The cost of testing, the main validation method in use, is unfortunately becoming prohibitive when faced with the continually increasing complexity in embedded systems. Thus, tests only cover a small fraction of all possible executions, and can fail to discover some errors during validation. The situation is critical in the case of asynchronous software, i.e., software composed of several processes executed in parallel, as tests can only cover a tiny part of the huge number of process interleavings, while some errors may appear only for some specific, hard to reproduce interleaving.

Formal methods, however, enable validation with mathematical guarantees. Static analysis by abstract interpretation seems ideally suited to an industrial context as it is automatic (without user intervention), works directly on the source code (and not a simplified model), is sound (full coverage of the formal semantics of the language, hence without false negative) and efficient. However, it can suffer from false alarms (false positives), which is the case of most commercial static analyzers.

Our experience with Astrée (http://www.astree.ens.fr/) has shown that it is possible to build a static analyser with zero false alarm (giving thus a proof of safety) if it is specialized for a class of properties and programs: in the case of Astrée, run-time errors in synchronous embedded control/command avionic software. Astrée is now a commercial product used in an industrial context.

In the AstréeA project, we focus on the, much harder, issue of run-time errors in asynchronous software, by developing the AstréeA prototype analyzer, based on Astrée. Following the development method used successfully for Astrée, AstréeA is also specialized, in this case for run-time errors in large scale asynchronous avionic software running under a real-time operating system. Airbus France provides a large typical example of such software (1.6 M lines).

During the first phase of AstréeA, funded by ANR, we developed a concrete and abstract models of the ARINC 653 operating system and its scheduler, and a first analyzer prototype. After 4 years, it was able to analyze the full software, albeit with many alarms.
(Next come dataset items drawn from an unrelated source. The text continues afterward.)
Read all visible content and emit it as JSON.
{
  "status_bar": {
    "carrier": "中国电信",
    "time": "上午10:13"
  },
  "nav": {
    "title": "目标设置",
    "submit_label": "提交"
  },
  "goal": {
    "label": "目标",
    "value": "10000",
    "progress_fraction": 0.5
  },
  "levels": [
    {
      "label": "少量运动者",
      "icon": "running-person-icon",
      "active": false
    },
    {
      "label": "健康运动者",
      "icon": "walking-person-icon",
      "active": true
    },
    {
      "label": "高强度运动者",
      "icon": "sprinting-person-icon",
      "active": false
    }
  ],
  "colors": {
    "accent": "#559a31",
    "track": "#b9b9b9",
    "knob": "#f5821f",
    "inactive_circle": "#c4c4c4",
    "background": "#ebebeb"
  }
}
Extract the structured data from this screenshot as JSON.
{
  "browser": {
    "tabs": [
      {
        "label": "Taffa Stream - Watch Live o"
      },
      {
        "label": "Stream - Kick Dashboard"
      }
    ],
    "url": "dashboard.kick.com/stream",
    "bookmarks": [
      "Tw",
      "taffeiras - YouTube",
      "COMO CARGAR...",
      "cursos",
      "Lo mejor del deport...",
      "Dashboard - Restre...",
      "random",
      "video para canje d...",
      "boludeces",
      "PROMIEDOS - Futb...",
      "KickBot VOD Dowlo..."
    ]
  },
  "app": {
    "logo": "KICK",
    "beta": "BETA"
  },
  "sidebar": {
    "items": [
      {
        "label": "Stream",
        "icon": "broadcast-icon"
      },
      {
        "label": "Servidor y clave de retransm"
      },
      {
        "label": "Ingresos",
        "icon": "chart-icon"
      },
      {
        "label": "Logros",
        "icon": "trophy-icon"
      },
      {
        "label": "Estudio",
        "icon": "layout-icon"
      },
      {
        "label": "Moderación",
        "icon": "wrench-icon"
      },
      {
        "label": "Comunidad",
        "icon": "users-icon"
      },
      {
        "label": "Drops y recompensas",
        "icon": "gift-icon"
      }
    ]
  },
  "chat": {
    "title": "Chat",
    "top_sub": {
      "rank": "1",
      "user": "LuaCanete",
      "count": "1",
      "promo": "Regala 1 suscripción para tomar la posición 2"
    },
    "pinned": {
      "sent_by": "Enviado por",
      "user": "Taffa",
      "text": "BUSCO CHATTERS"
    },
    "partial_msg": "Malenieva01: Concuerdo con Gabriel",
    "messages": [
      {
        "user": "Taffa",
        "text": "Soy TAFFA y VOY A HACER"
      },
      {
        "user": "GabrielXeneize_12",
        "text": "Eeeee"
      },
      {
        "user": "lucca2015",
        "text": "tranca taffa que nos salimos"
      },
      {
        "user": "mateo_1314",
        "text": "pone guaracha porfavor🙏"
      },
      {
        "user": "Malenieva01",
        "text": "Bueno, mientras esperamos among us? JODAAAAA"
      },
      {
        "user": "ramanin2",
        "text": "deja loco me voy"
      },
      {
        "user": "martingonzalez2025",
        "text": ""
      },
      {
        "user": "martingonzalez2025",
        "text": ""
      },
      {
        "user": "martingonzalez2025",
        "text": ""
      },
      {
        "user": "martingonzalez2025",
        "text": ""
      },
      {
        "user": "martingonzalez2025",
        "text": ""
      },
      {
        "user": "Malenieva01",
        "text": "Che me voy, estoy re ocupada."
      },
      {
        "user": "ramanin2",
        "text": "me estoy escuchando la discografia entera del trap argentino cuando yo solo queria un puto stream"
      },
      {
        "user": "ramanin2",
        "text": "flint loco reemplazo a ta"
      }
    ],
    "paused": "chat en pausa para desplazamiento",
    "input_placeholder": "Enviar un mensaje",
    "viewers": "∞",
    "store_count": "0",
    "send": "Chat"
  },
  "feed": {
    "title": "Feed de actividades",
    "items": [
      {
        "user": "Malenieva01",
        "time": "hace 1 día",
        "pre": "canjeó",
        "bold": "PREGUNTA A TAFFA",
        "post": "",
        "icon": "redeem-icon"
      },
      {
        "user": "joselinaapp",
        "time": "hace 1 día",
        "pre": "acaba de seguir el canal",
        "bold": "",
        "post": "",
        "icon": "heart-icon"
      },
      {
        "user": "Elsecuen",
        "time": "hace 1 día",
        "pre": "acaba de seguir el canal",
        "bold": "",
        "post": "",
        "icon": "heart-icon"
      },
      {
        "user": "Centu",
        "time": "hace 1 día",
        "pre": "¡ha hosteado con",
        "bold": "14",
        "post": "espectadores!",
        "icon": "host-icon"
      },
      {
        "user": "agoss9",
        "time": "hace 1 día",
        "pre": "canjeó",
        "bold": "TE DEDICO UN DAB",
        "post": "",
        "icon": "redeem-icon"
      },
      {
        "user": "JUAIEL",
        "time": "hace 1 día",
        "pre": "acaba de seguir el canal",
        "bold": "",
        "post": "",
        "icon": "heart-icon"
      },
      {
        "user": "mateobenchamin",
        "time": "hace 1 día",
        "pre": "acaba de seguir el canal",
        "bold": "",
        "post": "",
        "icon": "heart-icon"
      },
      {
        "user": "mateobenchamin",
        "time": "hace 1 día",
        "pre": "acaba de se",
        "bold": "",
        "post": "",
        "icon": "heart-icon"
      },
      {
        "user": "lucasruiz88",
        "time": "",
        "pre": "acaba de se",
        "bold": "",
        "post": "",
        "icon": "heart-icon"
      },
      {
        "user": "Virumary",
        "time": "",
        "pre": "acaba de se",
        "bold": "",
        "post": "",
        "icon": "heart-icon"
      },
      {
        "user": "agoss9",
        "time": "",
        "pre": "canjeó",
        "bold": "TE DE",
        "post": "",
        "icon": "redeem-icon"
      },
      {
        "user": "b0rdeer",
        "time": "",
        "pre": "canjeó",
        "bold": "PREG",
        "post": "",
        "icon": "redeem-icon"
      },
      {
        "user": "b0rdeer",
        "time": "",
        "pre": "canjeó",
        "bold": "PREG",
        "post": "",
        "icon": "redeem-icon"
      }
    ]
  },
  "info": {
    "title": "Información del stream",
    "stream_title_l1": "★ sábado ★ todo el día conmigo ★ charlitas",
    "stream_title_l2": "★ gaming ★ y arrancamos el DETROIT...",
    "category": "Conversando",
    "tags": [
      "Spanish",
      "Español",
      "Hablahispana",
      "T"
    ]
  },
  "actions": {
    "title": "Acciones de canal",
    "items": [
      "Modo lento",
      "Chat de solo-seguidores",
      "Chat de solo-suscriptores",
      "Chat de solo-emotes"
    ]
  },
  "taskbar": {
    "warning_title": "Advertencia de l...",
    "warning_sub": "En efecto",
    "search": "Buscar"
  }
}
The gist of the AstréeA proposition is the continuation of this effort, following the recipe that made the success of Astrée: an incremental refinement of the analyzer until reaching the zero false alarm goal. For AstréeA, the refinement concerns: (1) the abstraction of process interactions (relational and history-sensitive abstractions), (2) the scheduler model (supporting more synchronisation primitives and taking priorities into account), (3) the memory model (supporting volatile variables), and (4) the abstraction of dynamical data-structures (linked lists). These improvements should enable AstréeA to achieve a high level of precision, and even the zero false alarm goal, thus making its industrial use possible.